Les astres semblent s’aligner pour que la multinationale américaine Uber quitte le Québec après des mois et des mois de combat contre les regroupements de taxis à travers la province. En tant que consommateur moyen, que peut-on réellement en penser ? Il y a du pour et du contre évidemment, et il faut savoir faire la balance.
Rappelons que, dans ce dossier, deux points de rupture sont à l’origine du litige. Le premier concerne les antécédents judiciaires des chauffeurs, qui devront dès lors être vérifiés par des policiers civils du Québec. Le patron d’Uber au Québec, Jean-Nicolas Guillemette, aurait plutôt préfèré faire appel à des firmes privées pour « accélérer le processus ».
Là-dessus, je peux comprendre le point de vue de la nécessité d’aller vérifier pour un gouvernement qui ne veut pas contrôler, mais au moins réguler une activité. Après tout, il faut savoir se plier à certains critères d’une société quand on s’implante dans un marché qui est déjà créé, déjà pensé. C’est le gros bon sens.
Or, l’autre désaccord entre Uber et le gouvernement du Québec touche un volet plus éducatif. L’État mentionne, dans le renouvellement du projet de loi, que tous les chauffeurs de l’entreprise devront suivre des formations d’au moins 35 heures pour continuer de pratiquer leurs activités.
Sur ce point-là, j’avoue ne pas être certain de la pertinence d’une telle mesure, même si je demeure mitigé. Tous les employés d’Uber sont déjà minimalement formés par la Société d’assurance automobile du Québec (SAAQ), certes, mais ils ont à suivre des ateliers de sensibilisation à de différents enjeux, dans une industrie qui ne cesse de grandir et de changer.
Je dois admettre par contre que, sur la fréquence, l’objectif, le temps et la manière de donner ces formations, le dialogue doit être repris. Au fond, Uber offre un service « avantageux » d’un point de vue strictement usager.
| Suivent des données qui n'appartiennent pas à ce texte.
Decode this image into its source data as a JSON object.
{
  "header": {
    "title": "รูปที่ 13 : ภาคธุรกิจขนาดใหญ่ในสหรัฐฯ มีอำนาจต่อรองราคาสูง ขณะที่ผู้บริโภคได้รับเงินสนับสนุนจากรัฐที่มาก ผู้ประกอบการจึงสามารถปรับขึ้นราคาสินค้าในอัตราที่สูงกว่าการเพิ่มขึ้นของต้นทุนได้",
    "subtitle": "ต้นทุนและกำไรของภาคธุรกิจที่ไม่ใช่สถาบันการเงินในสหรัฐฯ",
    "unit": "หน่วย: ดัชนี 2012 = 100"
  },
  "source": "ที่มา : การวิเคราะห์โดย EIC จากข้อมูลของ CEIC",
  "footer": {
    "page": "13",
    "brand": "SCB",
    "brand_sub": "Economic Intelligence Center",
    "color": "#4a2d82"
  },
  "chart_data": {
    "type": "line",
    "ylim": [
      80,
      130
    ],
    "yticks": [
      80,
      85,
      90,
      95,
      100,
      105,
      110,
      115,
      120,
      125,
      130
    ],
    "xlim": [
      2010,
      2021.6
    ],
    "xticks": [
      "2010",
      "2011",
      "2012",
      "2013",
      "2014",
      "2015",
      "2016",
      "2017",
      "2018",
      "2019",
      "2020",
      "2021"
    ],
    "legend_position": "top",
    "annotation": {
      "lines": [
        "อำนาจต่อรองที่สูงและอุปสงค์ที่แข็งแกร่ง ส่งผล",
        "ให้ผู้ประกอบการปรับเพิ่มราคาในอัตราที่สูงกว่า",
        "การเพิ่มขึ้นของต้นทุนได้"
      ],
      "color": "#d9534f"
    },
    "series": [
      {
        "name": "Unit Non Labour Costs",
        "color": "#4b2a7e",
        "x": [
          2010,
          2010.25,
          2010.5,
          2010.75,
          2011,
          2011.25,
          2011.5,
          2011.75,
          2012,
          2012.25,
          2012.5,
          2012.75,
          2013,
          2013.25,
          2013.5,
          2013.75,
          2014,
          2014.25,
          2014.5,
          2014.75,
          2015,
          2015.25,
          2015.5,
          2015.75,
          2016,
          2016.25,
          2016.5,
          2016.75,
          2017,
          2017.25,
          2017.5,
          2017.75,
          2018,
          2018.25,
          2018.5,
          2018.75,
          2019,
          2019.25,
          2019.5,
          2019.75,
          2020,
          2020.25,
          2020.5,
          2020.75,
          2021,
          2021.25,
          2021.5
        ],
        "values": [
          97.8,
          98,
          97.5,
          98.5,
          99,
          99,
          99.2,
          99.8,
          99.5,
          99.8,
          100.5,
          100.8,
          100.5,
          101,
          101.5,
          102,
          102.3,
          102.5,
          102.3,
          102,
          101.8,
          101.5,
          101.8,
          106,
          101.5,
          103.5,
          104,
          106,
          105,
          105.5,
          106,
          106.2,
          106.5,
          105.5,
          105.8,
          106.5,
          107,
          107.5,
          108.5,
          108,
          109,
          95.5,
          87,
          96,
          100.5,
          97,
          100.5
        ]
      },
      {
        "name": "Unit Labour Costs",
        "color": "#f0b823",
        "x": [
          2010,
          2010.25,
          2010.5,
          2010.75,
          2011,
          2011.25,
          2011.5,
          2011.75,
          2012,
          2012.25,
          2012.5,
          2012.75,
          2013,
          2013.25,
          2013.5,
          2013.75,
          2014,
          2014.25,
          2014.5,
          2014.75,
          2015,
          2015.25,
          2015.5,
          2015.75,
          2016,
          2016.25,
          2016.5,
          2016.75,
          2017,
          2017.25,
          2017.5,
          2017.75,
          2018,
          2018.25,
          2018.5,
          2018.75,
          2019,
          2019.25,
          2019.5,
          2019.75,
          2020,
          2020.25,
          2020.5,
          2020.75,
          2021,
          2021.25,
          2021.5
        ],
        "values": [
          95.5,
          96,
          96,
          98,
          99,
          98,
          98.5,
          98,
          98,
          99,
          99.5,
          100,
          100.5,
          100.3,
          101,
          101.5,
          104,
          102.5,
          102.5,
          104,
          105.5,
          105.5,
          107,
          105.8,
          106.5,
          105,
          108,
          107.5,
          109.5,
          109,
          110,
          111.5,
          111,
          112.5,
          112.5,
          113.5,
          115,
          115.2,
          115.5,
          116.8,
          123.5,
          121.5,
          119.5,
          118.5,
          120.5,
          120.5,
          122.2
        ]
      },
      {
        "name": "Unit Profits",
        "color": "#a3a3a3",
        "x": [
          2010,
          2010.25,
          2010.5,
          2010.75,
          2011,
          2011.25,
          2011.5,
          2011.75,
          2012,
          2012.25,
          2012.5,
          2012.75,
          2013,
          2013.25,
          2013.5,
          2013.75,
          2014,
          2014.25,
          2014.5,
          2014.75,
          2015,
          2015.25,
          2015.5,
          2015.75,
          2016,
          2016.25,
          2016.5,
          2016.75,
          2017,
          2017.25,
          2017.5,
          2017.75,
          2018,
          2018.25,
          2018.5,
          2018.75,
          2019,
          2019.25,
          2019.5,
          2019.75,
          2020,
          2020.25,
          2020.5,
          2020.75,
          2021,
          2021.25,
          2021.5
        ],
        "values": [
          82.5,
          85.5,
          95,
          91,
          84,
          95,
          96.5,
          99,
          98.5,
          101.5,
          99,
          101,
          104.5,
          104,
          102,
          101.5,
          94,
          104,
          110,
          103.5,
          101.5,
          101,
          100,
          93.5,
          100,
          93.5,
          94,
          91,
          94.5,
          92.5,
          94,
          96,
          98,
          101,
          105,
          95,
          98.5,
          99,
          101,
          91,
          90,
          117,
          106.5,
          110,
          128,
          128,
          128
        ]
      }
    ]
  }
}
S’il peut être ramené à un pied d’égalité, et que rentabilité est encore possible, parlons-nous, et cessons de se borner à nos objectifs personnels.
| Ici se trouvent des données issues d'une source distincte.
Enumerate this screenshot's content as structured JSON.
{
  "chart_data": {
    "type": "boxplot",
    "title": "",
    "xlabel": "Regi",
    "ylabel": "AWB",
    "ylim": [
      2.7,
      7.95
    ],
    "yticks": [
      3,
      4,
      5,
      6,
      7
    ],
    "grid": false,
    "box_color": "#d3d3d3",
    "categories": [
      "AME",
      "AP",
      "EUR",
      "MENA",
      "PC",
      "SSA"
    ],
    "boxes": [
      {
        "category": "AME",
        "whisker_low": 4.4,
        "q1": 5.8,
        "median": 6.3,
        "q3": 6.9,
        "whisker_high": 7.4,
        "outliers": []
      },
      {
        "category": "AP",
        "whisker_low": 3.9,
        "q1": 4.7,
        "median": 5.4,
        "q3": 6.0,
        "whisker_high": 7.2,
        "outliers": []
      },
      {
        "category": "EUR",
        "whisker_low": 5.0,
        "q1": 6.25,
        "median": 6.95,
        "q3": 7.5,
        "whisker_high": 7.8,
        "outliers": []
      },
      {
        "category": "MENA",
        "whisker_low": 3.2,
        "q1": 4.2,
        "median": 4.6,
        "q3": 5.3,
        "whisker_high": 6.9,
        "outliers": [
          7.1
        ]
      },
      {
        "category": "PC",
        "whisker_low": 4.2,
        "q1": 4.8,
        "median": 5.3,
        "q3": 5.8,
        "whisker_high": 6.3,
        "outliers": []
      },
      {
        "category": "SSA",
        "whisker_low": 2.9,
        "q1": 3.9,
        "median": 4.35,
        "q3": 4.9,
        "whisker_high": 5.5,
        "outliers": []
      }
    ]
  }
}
Il en va de ce texte un enjeu bien plus complexe, je vous le concède, mais la fermeture d’un côté comme de l’autre n’aidera en rien.
Ici et ailleurs
C’est le genre d’enjeux sociaux importants qu’une vraie démocratie parlementaire devrait ouvrir aux citoyens et à toutes les instances de représentation, non ?
Or, le mutisme ambiant et la réponse facile de nos politiciens ne laisse rien espérer en ce sens. Uber quittera sans que ses usagers aient eu un impact sur la décision. Ce qui, en soi, n’est pas insensé, mais dommage pour un Québec qui se veut ouvert à la pluralité des voix. C’est aussi le genre d’enjeux qui aurait intérêt à ouvrir plus de possibilités, dans un contexte où on souhaite améliorer et changer les manières de se déplacer.
En Ontario, par exemple, dans des grandes villes comme Ottawa, la relation entre la multinationale et le gouvernement est acceptée et bien vue par l’opinion publique. Des conditions jugées « équitables » par le maire Jim Watson y ont été établies : Uber paie ses frais et ses chauffeurs sont soumis à une vérification concrète des antécédents. L’entreprise doit aussi contribuer à un fonds spécial pour le transport adapté.
La division québécoise, elle, espère que l’équipe de Philippe Couillard « fera preuve du même leadership et ne cédera pas à l’intimidation du lobby du taxi » d’ici les prochains jours. Qui sait ce qui pourrait effectivement arriver d’ici là. Quoiqu’il en soit, le modèle mérite d’être scruté à la loupe, car force est d’admettre que l’Ontario crée un marché compétitif et égalitaire ces temps-ci en transports rémunérés.
Le coeur du litige
Je comprends le problème fondamental qu’est celui qui fonde la controverse entourant Netflix et la ministre Joly actuellement : le paiement de taxes, comme tous les autres. Grosse ou petite, toute entreprise doit tout de même participer à l’essor de sa société. Ça ne devrait pas changer pour une grande entreprise qui, au fond, génère beaucoup plus de revenus et de marge.
« Ce sont les bandits qui font la morale aux honnêtes travailleurs », disait le porte-parole du Comité provincial de concertation et de développement de l’industrie du taxi (CPCDIT), Guy Chevrette.
L’argument n’est pas faux. C’est tout de même vrai que cela fait maintenant un an et demi que nos chauffeurs à licences font des représentations démocratiques, des commissions parlementaires et des manifestations. Pendant ce temps, Uber continue à fonctionner à sa façon, sans entraves concrètes à ses activités commerciales.
Oui, c’est scandaleux, oui ça devrait changer dès maintenant, mais la situation nécessite aujourd’hui du sang froid. Cela ne devrait pas nous empêcher de bien négocier vers une relation mieux pensée.